Thermogravimetry

The aim of thermogravimetric analysis (TGA) or thermogravimetry is to characterize materials by directly measuring their mass as a function of temperature and/or time.

This technique for measuring the overall properties of a material sample can also be coupled with other analysis methods carried out simultaneously. The most frequently used complementary techniques are :

• calorimetry (DSC) ;

• differential thermal analysis (DTA);

• separation techniques: mass spectrometry (MS), chromatography.

Most instruments operate at atmospheric pressure or under vacuum, in isothermal or programmed temperature mode. Operation in a controlled atmosphere with a defined composition enables us to understand the behavior of materials at high temperatures. Recently, developments in electronics and nanotechnology have led to the commercialization of piezoelectric balances enabling the study of very small variations in mass for samples deposited in thin layers. Further progress is currently being made in the field of pressure-controlled atmosphere studies.

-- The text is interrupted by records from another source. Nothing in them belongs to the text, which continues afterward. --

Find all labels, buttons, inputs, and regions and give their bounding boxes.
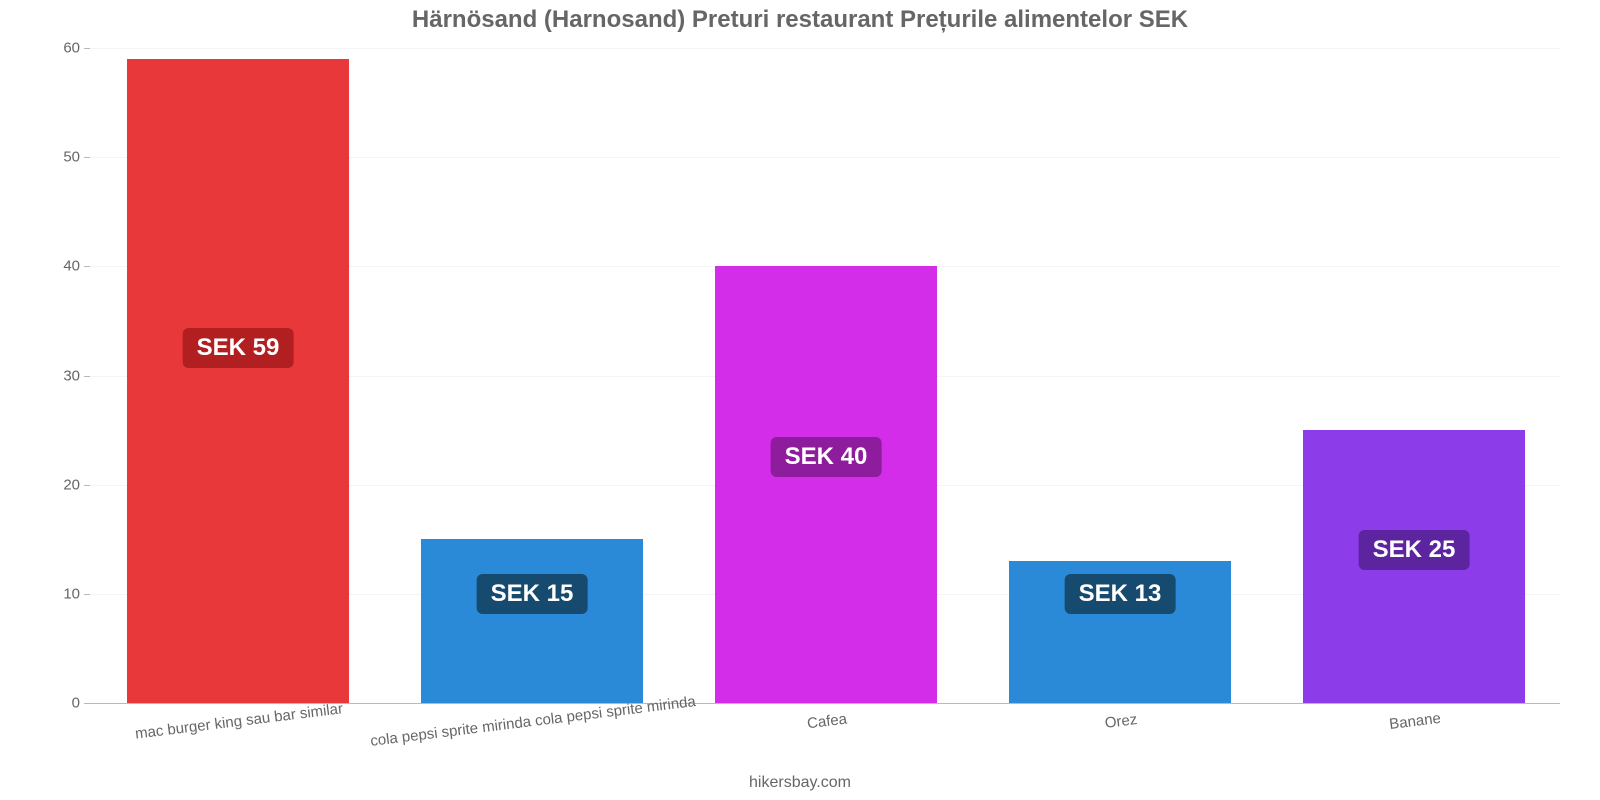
y-axis-label: 30 — [40, 367, 80, 384]
y-axis-label: 60 — [40, 40, 80, 57]
bar — [421, 539, 643, 703]
x-axis-label: Orez — [1104, 711, 1138, 732]
y-tick-mark — [84, 266, 90, 267]
bar — [715, 266, 937, 703]
y-tick-mark — [84, 594, 90, 595]
price-chart: Härnösand (Harnosand) Preturi restaurant… — [0, 0, 1600, 800]
y-tick-mark — [84, 485, 90, 486]
y-axis-label: 20 — [40, 476, 80, 493]
value-badge: SEK 13 — [1065, 574, 1176, 614]
value-badge: SEK 40 — [771, 437, 882, 477]
bar — [127, 59, 349, 703]
y-tick-mark — [84, 376, 90, 377]
value-badge: SEK 59 — [183, 328, 294, 368]
y-axis-label: 50 — [40, 149, 80, 166]
y-tick-mark — [84, 157, 90, 158]
x-axis-label: Cafea — [806, 711, 848, 733]
y-tick-mark — [84, 48, 90, 49]
value-badge: SEK 15 — [477, 574, 588, 614]
chart-footer: hikersbay.com — [0, 774, 1600, 792]
plot-area: 0102030405060SEK 59mac burger king sau b… — [90, 48, 1560, 703]
y-axis-label: 10 — [40, 585, 80, 602]
y-axis-label: 0 — [40, 695, 80, 712]
y-axis-label: 40 — [40, 258, 80, 275]
grid-line — [90, 48, 1560, 49]
value-badge: SEK 25 — [1359, 530, 1470, 570]
chart-title: Härnösand (Harnosand) Preturi restaurant… — [0, 6, 1600, 34]
x-axis-label: Banane — [1388, 710, 1441, 733]
x-axis-label: mac burger king sau bar similar — [134, 700, 344, 742]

Since 2004, mass sensors have evolved into new, more compact and powerful versions. This article reviews the various modern sensor technologies and their impact on instrument design, with their strengths and weaknesses. A chapter is devoted to the compatibility of sensor materials with different working atmospheres.

The metrological aspect is covered through vocabulary, as well as an analysis of the main sources of error and the quantities influencing measurement.

To illustrate the many and varied possibilities of thermogravimetric analysis, a series of typical experiments, linked to different sectors of activity, are presented.